Nicole Häuslein lebt auf 28 Quadratmetern. 100.000 Euro hat ihr Tiny-Haus gekostet. Wer es betritt, um dessen Füße wuseln die Hunde Suhani, 8, und Sukie, 10, beide Cavalier King Charles Spaniel, herum. Es riecht nach Holz. Rein in den Flur, links das Bad mit Dusche, vier Quadratmeter groß, rechts daneben ein Stauraum, in dem Wasserboiler, Stromkasten, Jacken, Hundespielzeug untergebracht sind. „Das ist mein Chaosraum“, sagt Häuslein und bückt sich, um ihn zu betreten. Über der Kammer herrscht Ordnung, das Bett ist gemacht und die Küche in der hinteren Haushälfte aufgeräumt. Küche und Wohnzimmer bilden einen Raum, wie eigentlich alles ein einziger Raum ist.

Häuslein wollte die zwölf Tonnen schwere Kabine, wie der Hersteller sie nennt, in Rehling zunächst an die Bergfeldstraße anstatt an den Buchenweg stellen. Da, wo sie auch eine Koppel für ihre zwei Pferde hat. Doch der Gemeinderat lehnte das in einer Vorbesprechung ab. Es seien sechs Räte dafür und sieben gegen das Projekt gewesen, sagt Häuslein, die in Rehling aufgewachsen ist und als Angestellte im Vertrieb eines großen Telekommunikationsunternehmens arbeitet.

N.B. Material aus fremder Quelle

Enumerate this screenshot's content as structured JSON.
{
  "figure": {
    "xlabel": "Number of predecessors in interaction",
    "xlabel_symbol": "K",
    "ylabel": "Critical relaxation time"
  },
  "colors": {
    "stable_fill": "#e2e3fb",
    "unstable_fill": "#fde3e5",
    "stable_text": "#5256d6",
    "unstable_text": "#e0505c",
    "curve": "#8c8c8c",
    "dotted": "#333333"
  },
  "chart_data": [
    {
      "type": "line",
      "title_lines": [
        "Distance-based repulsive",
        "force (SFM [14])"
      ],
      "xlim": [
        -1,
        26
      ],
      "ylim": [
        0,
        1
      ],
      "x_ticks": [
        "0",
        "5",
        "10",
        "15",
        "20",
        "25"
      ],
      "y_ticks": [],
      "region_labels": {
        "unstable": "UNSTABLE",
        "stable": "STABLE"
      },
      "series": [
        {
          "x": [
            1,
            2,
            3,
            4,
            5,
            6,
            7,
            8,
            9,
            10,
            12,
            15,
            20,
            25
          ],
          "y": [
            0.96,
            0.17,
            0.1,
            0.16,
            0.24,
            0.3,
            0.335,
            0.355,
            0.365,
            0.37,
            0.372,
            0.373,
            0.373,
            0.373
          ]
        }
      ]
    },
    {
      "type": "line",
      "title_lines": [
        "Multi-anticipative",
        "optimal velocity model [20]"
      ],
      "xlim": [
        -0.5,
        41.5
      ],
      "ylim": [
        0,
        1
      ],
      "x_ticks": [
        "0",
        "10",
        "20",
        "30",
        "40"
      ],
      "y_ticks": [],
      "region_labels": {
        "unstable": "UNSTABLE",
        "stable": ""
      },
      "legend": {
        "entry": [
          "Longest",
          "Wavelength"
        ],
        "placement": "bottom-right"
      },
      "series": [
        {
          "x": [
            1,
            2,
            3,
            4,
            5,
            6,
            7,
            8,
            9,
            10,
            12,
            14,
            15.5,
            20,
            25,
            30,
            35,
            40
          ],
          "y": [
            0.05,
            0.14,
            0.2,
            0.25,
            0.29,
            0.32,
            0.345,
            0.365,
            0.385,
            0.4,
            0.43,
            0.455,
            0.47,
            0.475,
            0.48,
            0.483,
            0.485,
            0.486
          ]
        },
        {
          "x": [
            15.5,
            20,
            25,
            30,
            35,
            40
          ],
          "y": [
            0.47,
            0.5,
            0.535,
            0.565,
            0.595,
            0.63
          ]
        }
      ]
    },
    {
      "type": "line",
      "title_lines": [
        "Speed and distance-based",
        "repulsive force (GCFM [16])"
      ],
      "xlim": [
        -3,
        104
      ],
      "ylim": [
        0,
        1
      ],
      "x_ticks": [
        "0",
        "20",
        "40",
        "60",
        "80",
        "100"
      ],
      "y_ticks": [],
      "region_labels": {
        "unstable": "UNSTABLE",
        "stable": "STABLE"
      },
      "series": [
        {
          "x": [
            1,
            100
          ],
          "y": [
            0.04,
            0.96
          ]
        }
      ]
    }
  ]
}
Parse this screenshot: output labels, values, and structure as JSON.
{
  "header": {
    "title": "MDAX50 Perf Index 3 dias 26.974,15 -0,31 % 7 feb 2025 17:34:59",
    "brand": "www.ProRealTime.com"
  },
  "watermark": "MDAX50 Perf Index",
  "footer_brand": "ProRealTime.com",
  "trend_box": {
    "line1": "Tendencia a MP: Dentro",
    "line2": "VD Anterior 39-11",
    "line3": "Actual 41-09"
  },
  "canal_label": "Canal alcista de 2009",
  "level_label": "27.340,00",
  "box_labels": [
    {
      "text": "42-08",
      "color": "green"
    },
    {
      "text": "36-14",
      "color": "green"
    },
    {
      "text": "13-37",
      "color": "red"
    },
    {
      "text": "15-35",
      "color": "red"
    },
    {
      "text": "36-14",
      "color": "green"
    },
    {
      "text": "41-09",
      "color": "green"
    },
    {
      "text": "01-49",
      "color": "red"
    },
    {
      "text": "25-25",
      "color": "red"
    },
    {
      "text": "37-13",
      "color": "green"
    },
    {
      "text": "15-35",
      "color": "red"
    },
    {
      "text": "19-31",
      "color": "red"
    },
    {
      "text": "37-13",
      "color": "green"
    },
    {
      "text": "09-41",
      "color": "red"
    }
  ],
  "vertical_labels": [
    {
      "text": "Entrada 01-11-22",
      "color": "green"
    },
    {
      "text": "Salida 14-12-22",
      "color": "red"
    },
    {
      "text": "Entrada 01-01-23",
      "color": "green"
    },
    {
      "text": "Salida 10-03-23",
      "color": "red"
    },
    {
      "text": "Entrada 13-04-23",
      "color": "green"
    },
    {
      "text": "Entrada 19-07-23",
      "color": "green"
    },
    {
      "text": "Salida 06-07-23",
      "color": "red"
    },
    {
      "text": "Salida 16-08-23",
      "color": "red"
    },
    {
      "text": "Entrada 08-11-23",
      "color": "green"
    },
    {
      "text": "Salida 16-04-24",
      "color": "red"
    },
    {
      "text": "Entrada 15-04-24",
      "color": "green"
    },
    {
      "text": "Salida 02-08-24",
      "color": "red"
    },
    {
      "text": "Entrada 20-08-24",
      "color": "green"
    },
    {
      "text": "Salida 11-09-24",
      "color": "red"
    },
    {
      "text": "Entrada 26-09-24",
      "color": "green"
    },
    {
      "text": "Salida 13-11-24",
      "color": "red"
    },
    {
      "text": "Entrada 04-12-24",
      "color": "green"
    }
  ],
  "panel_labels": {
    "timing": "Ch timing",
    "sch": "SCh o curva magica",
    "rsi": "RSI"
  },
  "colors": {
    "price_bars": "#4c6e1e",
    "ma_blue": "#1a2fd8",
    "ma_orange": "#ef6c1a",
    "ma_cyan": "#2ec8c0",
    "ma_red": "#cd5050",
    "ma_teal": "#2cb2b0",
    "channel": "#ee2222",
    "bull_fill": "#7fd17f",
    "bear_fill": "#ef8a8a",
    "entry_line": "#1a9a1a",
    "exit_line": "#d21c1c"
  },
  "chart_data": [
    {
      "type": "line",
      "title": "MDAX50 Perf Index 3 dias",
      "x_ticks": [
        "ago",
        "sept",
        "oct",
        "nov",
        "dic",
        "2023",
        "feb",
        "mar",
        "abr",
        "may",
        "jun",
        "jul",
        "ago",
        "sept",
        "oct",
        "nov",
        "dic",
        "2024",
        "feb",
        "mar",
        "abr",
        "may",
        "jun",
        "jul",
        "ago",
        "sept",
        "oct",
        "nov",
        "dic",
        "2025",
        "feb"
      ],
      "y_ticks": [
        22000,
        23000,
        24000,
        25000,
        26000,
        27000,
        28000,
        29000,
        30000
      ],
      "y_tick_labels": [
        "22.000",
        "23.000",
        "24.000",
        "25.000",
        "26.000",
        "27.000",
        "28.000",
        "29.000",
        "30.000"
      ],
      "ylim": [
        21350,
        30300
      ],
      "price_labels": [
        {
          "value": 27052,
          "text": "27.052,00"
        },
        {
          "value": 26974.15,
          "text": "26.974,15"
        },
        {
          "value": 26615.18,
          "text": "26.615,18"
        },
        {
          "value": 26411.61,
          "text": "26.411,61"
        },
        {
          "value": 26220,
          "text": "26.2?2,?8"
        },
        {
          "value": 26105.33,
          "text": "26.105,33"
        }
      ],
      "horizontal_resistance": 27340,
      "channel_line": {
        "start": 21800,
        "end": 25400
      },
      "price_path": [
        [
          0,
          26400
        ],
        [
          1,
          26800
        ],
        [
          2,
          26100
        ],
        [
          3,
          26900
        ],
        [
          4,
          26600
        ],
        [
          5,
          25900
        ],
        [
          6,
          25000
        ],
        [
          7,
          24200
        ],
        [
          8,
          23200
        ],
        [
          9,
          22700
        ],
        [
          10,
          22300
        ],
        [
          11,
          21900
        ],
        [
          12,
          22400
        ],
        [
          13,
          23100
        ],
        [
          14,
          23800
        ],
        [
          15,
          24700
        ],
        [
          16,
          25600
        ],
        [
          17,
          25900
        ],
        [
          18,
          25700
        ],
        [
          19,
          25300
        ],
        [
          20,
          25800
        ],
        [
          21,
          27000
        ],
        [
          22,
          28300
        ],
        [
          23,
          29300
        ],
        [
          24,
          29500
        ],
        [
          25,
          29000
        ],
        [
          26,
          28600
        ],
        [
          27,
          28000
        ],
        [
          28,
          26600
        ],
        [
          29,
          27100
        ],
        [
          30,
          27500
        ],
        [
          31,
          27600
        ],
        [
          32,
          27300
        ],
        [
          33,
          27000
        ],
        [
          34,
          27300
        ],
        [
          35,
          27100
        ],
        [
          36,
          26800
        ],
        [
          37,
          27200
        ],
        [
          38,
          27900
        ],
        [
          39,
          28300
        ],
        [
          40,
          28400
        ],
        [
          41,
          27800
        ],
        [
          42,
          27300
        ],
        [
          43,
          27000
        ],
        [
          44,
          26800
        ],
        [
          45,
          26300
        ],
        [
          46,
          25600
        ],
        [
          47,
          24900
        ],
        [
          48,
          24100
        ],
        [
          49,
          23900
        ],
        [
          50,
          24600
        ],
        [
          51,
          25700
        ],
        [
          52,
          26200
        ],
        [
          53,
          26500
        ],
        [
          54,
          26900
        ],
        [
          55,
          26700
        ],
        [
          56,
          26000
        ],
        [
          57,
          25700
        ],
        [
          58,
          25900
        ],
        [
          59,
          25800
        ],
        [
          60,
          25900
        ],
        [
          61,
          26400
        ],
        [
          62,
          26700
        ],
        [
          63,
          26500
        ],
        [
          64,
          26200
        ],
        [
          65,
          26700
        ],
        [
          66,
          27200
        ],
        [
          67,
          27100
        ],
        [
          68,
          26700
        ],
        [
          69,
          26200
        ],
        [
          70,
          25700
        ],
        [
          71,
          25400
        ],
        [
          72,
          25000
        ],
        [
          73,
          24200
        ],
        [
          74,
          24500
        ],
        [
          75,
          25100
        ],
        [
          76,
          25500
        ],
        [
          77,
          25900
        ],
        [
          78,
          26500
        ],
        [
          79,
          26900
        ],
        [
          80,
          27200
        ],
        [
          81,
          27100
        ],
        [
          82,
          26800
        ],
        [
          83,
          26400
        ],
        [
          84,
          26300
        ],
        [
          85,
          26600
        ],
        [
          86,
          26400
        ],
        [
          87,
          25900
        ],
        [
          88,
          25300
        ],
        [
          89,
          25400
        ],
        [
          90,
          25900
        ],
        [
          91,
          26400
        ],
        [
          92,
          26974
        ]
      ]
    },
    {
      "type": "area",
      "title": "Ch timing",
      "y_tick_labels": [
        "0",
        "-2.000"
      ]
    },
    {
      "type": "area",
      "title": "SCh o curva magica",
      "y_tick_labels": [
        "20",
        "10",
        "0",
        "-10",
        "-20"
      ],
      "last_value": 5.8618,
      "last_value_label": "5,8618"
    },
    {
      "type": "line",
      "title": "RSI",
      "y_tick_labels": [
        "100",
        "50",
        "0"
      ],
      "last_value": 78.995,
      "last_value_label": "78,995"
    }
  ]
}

Über Umwege erfuhr sie von Äußerungen, ihre Pferde würden verschwinden, wenn sie das Projekt am ursprünglichen Ort weiterverfolge. Davon weiß auch Rehlings Bürgermeister Alfred Rappel, 62. Anwohner hätten befürchtet, dass an der Bergfeldstraße eine Tiny-Haus-Siedlung entsteht.

Wittelsbacher Land: Das müssen Besitzer von Tiny-Häusern beachten

Um ein Tiny-Haus aufzustellen, müssen Besitzer dieselben Vorgaben des Bebauungsplans erfüllen, wie wenn sie ein Haus bauen. Sie müssen etwa Abstände, Raumhöhe und Brandschutz einhalten. Auch Tiny-Häuser auf Rädern, in denen Besitzer dauerhaft wohnen, fallen unter diese Regeln.

Ausgenommen sind Wohnwagen, die auch kleine Häuser sind, aber wiederum anderen Vorschriften unterliegen. Die Gemeinde entscheidet in der Regel darüber, ob ein Tiny-Haus genehmigt wird oder nicht. Es braucht eine Baugenehmigung, wenn es größer als 75 Kubikmeter ist. Bei einer normalen Raumhöhe von 2,40 Metern sind das etwa 20 Quadratmeter.

Nicole Häuslein, 49, wohnt in Rehling am Buchenweg in einem Tiny-Haus. Sie hat es für 100 000 Euro gekauft und verfügt über 28 Quadratmeter.
Bild: Philipp Schulte

Nicole Häuslein wünscht sich, dass es einfacher geht, Tiny-Häuser aufzustellen. „Das Baurecht ist extrem“, sagt sie. Es heiße auch immer, dass Gemeinden Baugebiete für junge Familien anböten. Da habe sie als allein stehende Frau keine Chance. In Häusleins vorheriger 100 Quadratmeter großen Wohnung, die sich direkt gegenüber ihres Häusleins befindet, wohnt nun eine Familie. Die 49-Jährige brauchte nicht mehr so viel Platz und wollte Eigentum. 90 Prozent ihres Hausstands hat sie aussortiert.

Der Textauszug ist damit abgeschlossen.